I hear a common argument, especially in the lower reaches of the Football League, that mid-season changes have less of a desired effect. Three teams in League 1 last season did exactly this. And what happened? They succumbed to the drop.  The immediate managerial bounce does exist to a certain extent, but the ridiculous amount of pressure to get results straight away for a new coach is one of the many question marks, as it’s difficult to estimate the time it will take for them to put their stamp on the team.

(Photo: Marc Atkins / Offside)

If… but… maybe?  There are a lot of things going through my mind at the moment. Does this appalling run merit me sticking by the man when there is no evidence that progress is being made? There have been just seven wins in 31 games—including that meaningless one in the second-rate Checkatrade trophy—is an appalling statistic. It extends all the way from last season if you couldn’t already tell.

I owe Neal my eternal gratitude; he is a bloody Wimbledon legend. There is no denying that at all. I have belted out chants of his name at the top of my lungs in the packed Chemflow End Terrace at our Kingsmeadow ground countless times, even after the most convincing of defeats.

But it hurts to say, but I think that his time has come to an end. I said it after the Bristol Rovers defeat, and it pains me to the core. The team is devoid of ideas. No character. No leadership.
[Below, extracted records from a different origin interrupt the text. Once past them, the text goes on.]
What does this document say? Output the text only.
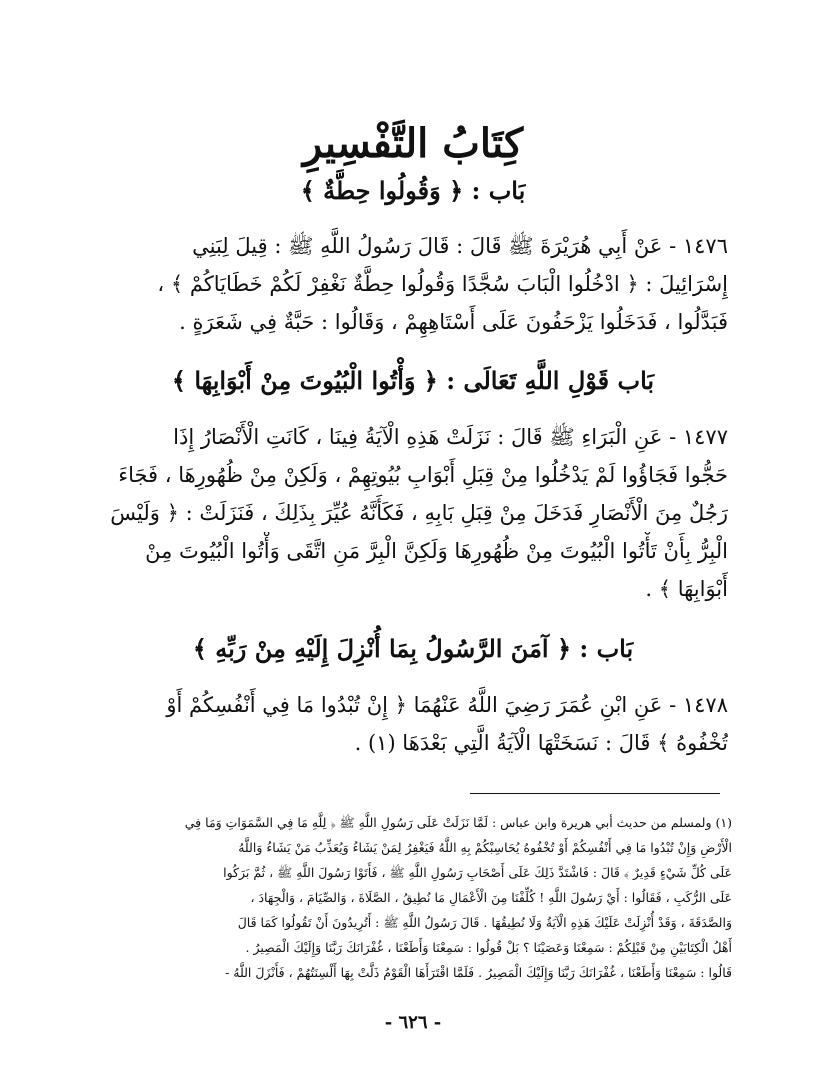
كِتَابُ التَّفْسِيرِ
بَاب : ﴿ وَقُولُوا حِطَّةٌ ﴾
١٤٧٦ - عَنْ أَبِي هُرَيْرَةَ ﷺ قَالَ : قَالَ رَسُولُ اللَّهِ ﷺ : قِيلَ لِبَنِي
إِسْرَائِيلَ : ﴿ ادْخُلُوا الْبَابَ سُجَّدًا وَقُولُوا حِطَّةٌ نَغْفِرْ لَكُمْ خَطَايَاكُمْ ﴾ ،
فَبَدَّلُوا ، فَدَخَلُوا يَزْحَفُونَ عَلَى أَسْتَاهِهِمْ ، وَقَالُوا : حَبَّةٌ فِي شَعَرَةٍ .
بَاب قَوْلِ اللَّهِ تَعَالَى : ﴿ وَأْتُوا الْبُيُوتَ مِنْ أَبْوَابِهَا ﴾
١٤٧٧ - عَنِ الْبَرَاءِ ﷺ قَالَ : نَزَلَتْ هَذِهِ الْآيَةُ فِينَا ، كَانَتِ الْأَنْصَارُ إِذَا
حَجُّوا فَجَاؤُوا لَمْ يَدْخُلُوا مِنْ قِبَلِ أَبْوَابِ بُيُوتِهِمْ ، وَلَكِنْ مِنْ ظُهُورِهَا ، فَجَاءَ
رَجُلٌ مِنَ الْأَنْصَارِ فَدَخَلَ مِنْ قِبَلِ بَابِهِ ، فَكَأَنَّهُ عُيِّرَ بِذَلِكَ ، فَنَزَلَتْ : ﴿ وَلَيْسَ
الْبِرُّ بِأَنْ تَأْتُوا الْبُيُوتَ مِنْ ظُهُورِهَا وَلَكِنَّ الْبِرَّ مَنِ اتَّقَى وَأْتُوا الْبُيُوتَ مِنْ
أَبْوَابِهَا ﴾ .
بَاب : ﴿ آمَنَ الرَّسُولُ بِمَا أُنْزِلَ إِلَيْهِ مِنْ رَبِّهِ ﴾
١٤٧٨ - عَنِ ابْنِ عُمَرَ رَضِيَ اللَّهُ عَنْهُمَا ﴿ إِنْ تُبْدُوا مَا فِي أَنْفُسِكُمْ أَوْ
تُخْفُوهُ ﴾ قَالَ : نَسَخَتْهَا الْآيَةُ الَّتِي بَعْدَهَا (١) .
(١) ولمسلم من حديث أبي هريرة وابن عباس : لَمَّا نَزَلَتْ عَلَى رَسُولِ اللَّهِ ﷺ ﴿ لِلَّهِ مَا فِي السَّمَوَاتِ وَمَا فِي
الْأَرْضِ وَإِنْ تُبْدُوا مَا فِي أَنْفُسِكُمْ أَوْ تُخْفُوهُ يُحَاسِبْكُمْ بِهِ اللَّهُ فَيَغْفِرُ لِمَنْ يَشَاءُ وَيُعَذِّبُ مَنْ يَشَاءُ وَاللَّهُ
عَلَى كُلِّ شَيْءٍ قَدِيرٌ ﴾ قَالَ : فَاشْتَدَّ ذَلِكَ عَلَى أَصْحَابِ رَسُولِ اللَّهِ ﷺ ، فَأَتَوْا رَسُولَ اللَّهِ ﷺ ، ثُمَّ بَرَكُوا
عَلَى الرُّكَبِ ، فَقَالُوا : أَيْ رَسُولَ اللَّهِ ! كُلِّفْنَا مِنَ الْأَعْمَالِ مَا نُطِيقُ ، الصَّلَاةَ ، وَالصِّيَامَ ، وَالْجِهَادَ ،
وَالصَّدَقَةَ ، وَقَدْ أُنْزِلَتْ عَلَيْكَ هَذِهِ الْآيَةُ وَلَا نُطِيقُهَا . قَالَ رَسُولُ اللَّهِ ﷺ : أَتُرِيدُونَ أَنْ تَقُولُوا كَمَا قَالَ
أَهْلُ الْكِتَابَيْنِ مِنْ قَبْلِكُمْ : سَمِعْنَا وَعَصَيْنَا ؟ بَلْ قُولُوا : سَمِعْنَا وَأَطَعْنَا ، غُفْرَانَكَ رَبَّنَا وَإِلَيْكَ الْمَصِيرُ .
قَالُوا : سَمِعْنَا وَأَطَعْنَا ، غُفْرَانَكَ رَبَّنَا وَإِلَيْكَ الْمَصِيرُ . فَلَمَّا اقْتَرَأَهَا الْقَوْمُ ذَلَّتْ بِهَا أَلْسِنَتُهُمْ ، فَأَنْزَلَ اللَّهُ -
- ٦٢٦ -
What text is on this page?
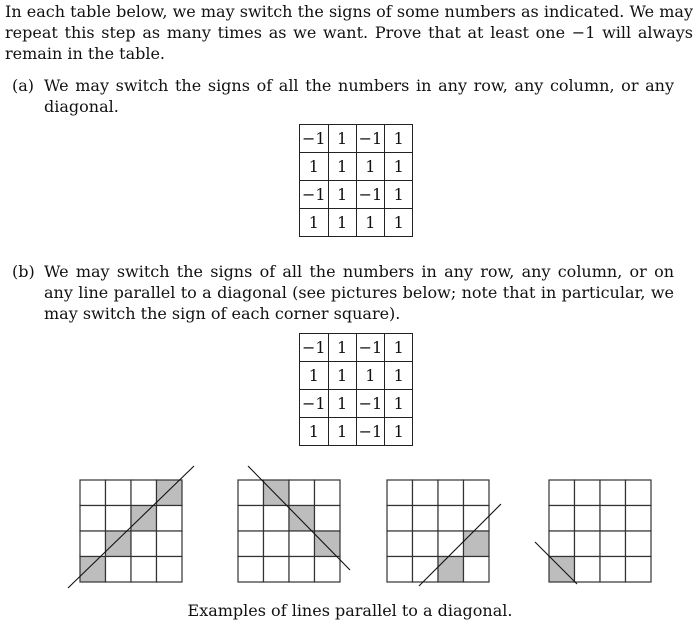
In each table below, we may switch the signs of some numbers as indicated. We may repeat this step as many times as we want. Prove that at least one −1 will always remain in the table.

(a) We may switch the signs of all the numbers in any row, any column, or any diagonal.
−1	1	−1	1
1	1	1	1
−1	1	−1	1
1	1	1	1
(b) We may switch the signs of all the numbers in any row, any column, or on any line parallel to a diagonal (see pictures below; note that in particular, we may switch the sign of each corner square).
−1	1	−1	1
1	1	1	1
−1	1	−1	1
1	1	−1	1
Examples of lines parallel to a diagonal.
If the board do decide to keep him and his backroom staff on a while longer, we could be discussing when we will be relegated, not if. That will tarnish one of the greatest days in his managerial career and in AFC Wimbledon’s short history. The best outcome would be one that is the most respectful. I really wouldn’t like to see a ‘classical sacking’—a club statement that comprises of a couple of lines of hollow platitude. It should be a mutual decision to part ways. The football club board, those on The Dons Trust Board, and Ardley himself.

Then they should do what they did with Terry Brown—invite him to the next fixture and let us—the fans—clap him off and give him a fitting farewell. Let us give the man the respect he truly deserves.

The short-term pain that comes with making a decision like this is miles better than to if we were to go down on his watch. I may not be able to admire him in the same way ever again. And that’s a tough thing to say.

“The Wombles had a dream, to watch a football team / Playing back at Plough Lane where we belong…”

Part of that dream was for Neal to lead us out for that first game at New Plough Lane. For him to walk down that tunnel, with the widest of smiles—proudly knowing that the club he supports and manages is back in Merton after more than a quarter of a century. For him to hear the hair-raising roar of noise from the 10,000 fans in the stands. For him to patrol that touchline like he owns it…

And it’s gut-wrenching to think that it may never come to fruition.